Rivivendo tutto questo, Giovanni comprende quanto, nel mondo antico, il rapporto con la morte fosse più naturale e pian piano nel suo animo qualcosa cambia, tanto che un giorno riprende a narrare a sua figlia Annetta, tornata a lui bambina in sogno, un racconto che lei amava tanto, quello della Creazione, riportato nel libro della Genesi. Per la prima volta, poi, dopo anni, riesce a  riabbracciare l’albero amico e a sussurrargli quel dolore che lo aveva accompagnato per così tanto tempo. A poco a poco il dolore si scioglie e quella morte accettata. Giovanni torna a guardare il mondo attorno a sé con un cuore nuovo e può riaprire finalmente la sua casa alla luce e a quanti vogliono condividere con lui quella ri-nascita.

Ecco, questa, per sommi capi, è la storia di Genesi, un film in cui anche la scenografia e la luce calda della fotografia ci accompagnano verso i personaggi, soprattutto verso Giovanni e il suo dolore. Tutte le sequenze, inoltre, sembrano rispecchiare esattamente ciò che è concepito dagli occhi della mente della regista e, in esse, si coglie nitidamente la sua delicatezza. La macchina da presa, infatti, è il suo sguardo che per immergersi nella storia fissa e accoglie ogni personaggio, ogni paesaggio, ogni ambiente con quella tenerezza che deriva dalla totale accoglienza dell’altro. Questa tenerezza è ancora più evidente nell’intensa amicizia di Giovanni con il bambino, interpretato dal bravissimo Claudio Salvato, con cui impara a parlare del proprio dolore, nonché a gioire per la genuinità e la freschezza di quel volto e di quegli occhi che riescono a fargli intravedere un nuovo futuro. 
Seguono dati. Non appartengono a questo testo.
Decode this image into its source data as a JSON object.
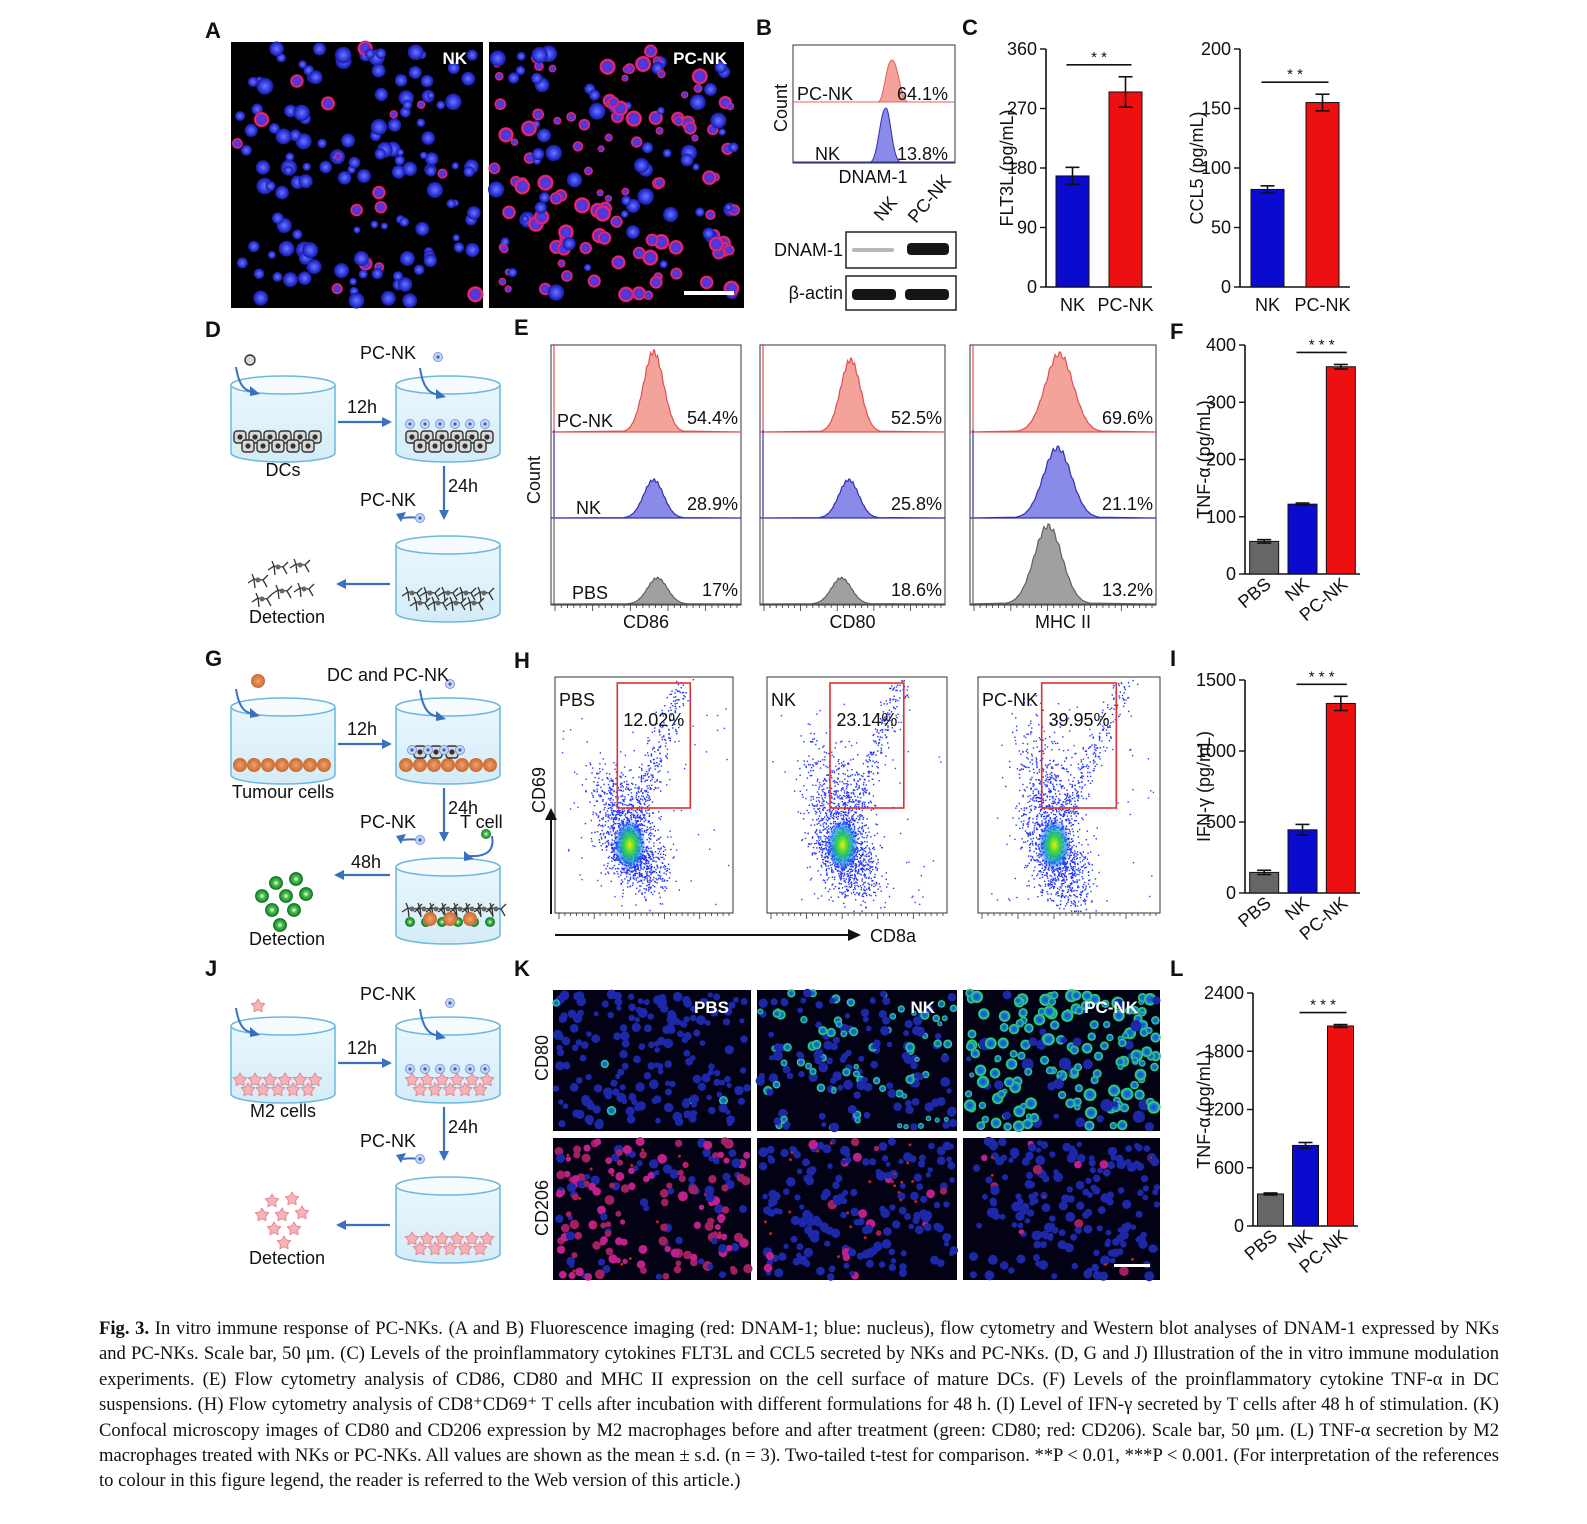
{
  "panel_letters": [
    "A",
    "B",
    "C",
    "D",
    "E",
    "F",
    "G",
    "H",
    "I",
    "J",
    "K",
    "L"
  ],
  "panel_a": {
    "labels": [
      "NK",
      "PC-NK"
    ]
  },
  "panel_b": {
    "flow_rows": [
      {
        "label": "PC-NK",
        "percent": "64.1%"
      },
      {
        "label": "NK",
        "percent": "13.8%"
      }
    ],
    "ylabel": "Count",
    "xlabel": "DNAM-1",
    "wb_lanes": [
      "NK",
      "PC-NK"
    ],
    "wb_rows": [
      "DNAM-1",
      "β-actin"
    ]
  },
  "panel_d": {
    "top_label": "PC-NK",
    "step1": "12h",
    "cells": "DCs",
    "step2": "24h",
    "mid_label": "PC-NK",
    "end": "Detection"
  },
  "panel_e": {
    "ylabel": "Count",
    "rows": [
      "PC-NK",
      "NK",
      "PBS"
    ],
    "markers": [
      {
        "name": "CD86",
        "values": [
          "54.4%",
          "28.9%",
          "17%"
        ]
      },
      {
        "name": "CD80",
        "values": [
          "52.5%",
          "25.8%",
          "18.6%"
        ]
      },
      {
        "name": "MHC II",
        "values": [
          "69.6%",
          "21.1%",
          "13.2%"
        ]
      }
    ]
  },
  "panel_g": {
    "top_label": "DC and PC-NK",
    "step1": "12h",
    "cells": "Tumour cells",
    "step2": "24h",
    "mid_label": "PC-NK",
    "tcell": "T cell",
    "step3": "48h",
    "end": "Detection"
  },
  "panel_h": {
    "plots": [
      {
        "name": "PBS",
        "gate": "12.02%"
      },
      {
        "name": "NK",
        "gate": "23.14%"
      },
      {
        "name": "PC-NK",
        "gate": "39.95%"
      }
    ],
    "ylabel": "CD69",
    "xlabel": "CD8a"
  },
  "panel_j": {
    "top_label": "PC-NK",
    "step1": "12h",
    "cells": "M2 cells",
    "step2": "24h",
    "mid_label": "PC-NK",
    "end": "Detection"
  },
  "panel_k": {
    "columns": [
      "PBS",
      "NK",
      "PC-NK"
    ],
    "rows": [
      "CD80",
      "CD206"
    ]
  },
  "significance": {
    "double": "* *",
    "triple": "* * *"
  },
  "chart_data": [
    {
      "panel": "C-left",
      "type": "bar",
      "categories": [
        "NK",
        "PC-NK"
      ],
      "values": [
        168,
        295
      ],
      "errors": [
        13,
        23
      ],
      "ylabel": "FLT3L (pg/mL)",
      "ylim": [
        0,
        360
      ],
      "yticks": [
        0,
        90,
        180,
        270,
        360
      ],
      "colors": [
        "#0b0bd0",
        "#ee1010"
      ],
      "significance": "* *"
    },
    {
      "panel": "C-right",
      "type": "bar",
      "categories": [
        "NK",
        "PC-NK"
      ],
      "values": [
        82,
        155
      ],
      "errors": [
        3,
        7
      ],
      "ylabel": "CCL5 (pg/mL)",
      "ylim": [
        0,
        200
      ],
      "yticks": [
        0,
        50,
        100,
        150,
        200
      ],
      "colors": [
        "#0b0bd0",
        "#ee1010"
      ],
      "significance": "* *"
    },
    {
      "panel": "F",
      "type": "bar",
      "categories": [
        "PBS",
        "NK",
        "PC-NK"
      ],
      "values": [
        57,
        122,
        362
      ],
      "errors": [
        3,
        2,
        4
      ],
      "ylabel": "TNF-α (pg/mL)",
      "ylim": [
        0,
        400
      ],
      "yticks": [
        0,
        100,
        200,
        300,
        400
      ],
      "colors": [
        "#666666",
        "#0b0bd0",
        "#ee1010"
      ],
      "significance": "* * *"
    },
    {
      "panel": "I",
      "type": "bar",
      "categories": [
        "PBS",
        "NK",
        "PC-NK"
      ],
      "values": [
        145,
        445,
        1335
      ],
      "errors": [
        15,
        38,
        50
      ],
      "ylabel": "IFN-γ (pg/mL)",
      "ylim": [
        0,
        1500
      ],
      "yticks": [
        0,
        500,
        1000,
        1500
      ],
      "colors": [
        "#666666",
        "#0b0bd0",
        "#ee1010"
      ],
      "significance": "* * *"
    },
    {
      "panel": "L",
      "type": "bar",
      "categories": [
        "PBS",
        "NK",
        "PC-NK"
      ],
      "values": [
        330,
        830,
        2060
      ],
      "errors": [
        10,
        30,
        15
      ],
      "ylabel": "TNF-α (pg/mL)",
      "ylim": [
        0,
        2400
      ],
      "yticks": [
        0,
        600,
        1200,
        1800,
        2400
      ],
      "colors": [
        "#666666",
        "#0b0bd0",
        "#ee1010"
      ],
      "significance": "* * *"
    }
  ],
  "caption": {
    "fig_label": "Fig. 3.",
    "text": "In vitro immune response of PC-NKs. (A and B) Fluorescence imaging (red: DNAM-1; blue: nucleus), flow cytometry and Western blot analyses of DNAM-1 expressed by NKs and PC-NKs. Scale bar, 50 μm. (C) Levels of the proinflammatory cytokines FLT3L and CCL5 secreted by NKs and PC-NKs. (D, G and J) Illustration of the in vitro immune modulation experiments. (E) Flow cytometry analysis of CD86, CD80 and MHC II expression on the cell surface of mature DCs. (F) Levels of the proinflammatory cytokine TNF-α in DC suspensions. (H) Flow cytometry analysis of CD8⁺CD69⁺ T cells after incubation with different formulations for 48 h. (I) Level of IFN-γ secreted by T cells after 48 h of stimulation. (K) Confocal microscopy images of CD80 and CD206 expression by M2 macrophages before and after treatment (green: CD80; red: CD206). Scale bar, 50 μm. (L) TNF-α secretion by M2 macrophages treated with NKs or PC-NKs. All values are shown as the mean ± s.d. (n = 3). Two-tailed t-test for comparison. **P < 0.01, ***P < 0.001. (For interpretation of the references to colour in this figure legend, the reader is referred to the Web version of this article.)"
  }
}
Dopo aver visto la prima volta questo corto, quando è stato presentato nel mio paese, ho voluto rivederlo altre volte e l'ho cercato sul web. Sempre ho provato le stesse emozioni, quelle che si provano leggendo una poesia dolce e malinconica che ti penetra nel cuore. Ma ho sentito anche  i profumi e i colori intensi della natura, intensi come lo erano i sentimenti di quel mondo ormai scomparso per il quale si può provare solo una grande nostalgia. E ho sentito, intenso e reale, l'odore del vento tra gli alberi. 

Già, gli alberi. 

Sapete, dovremmo imparare ad ascoltarli, gli alberi. Forse comprenderemmo meglio noi stessi per accettere che quel che accade semplicemente sia

Giovanni, se pure dopo una vita, l'ha compreso e Genesi forse è questo che vuole dirci.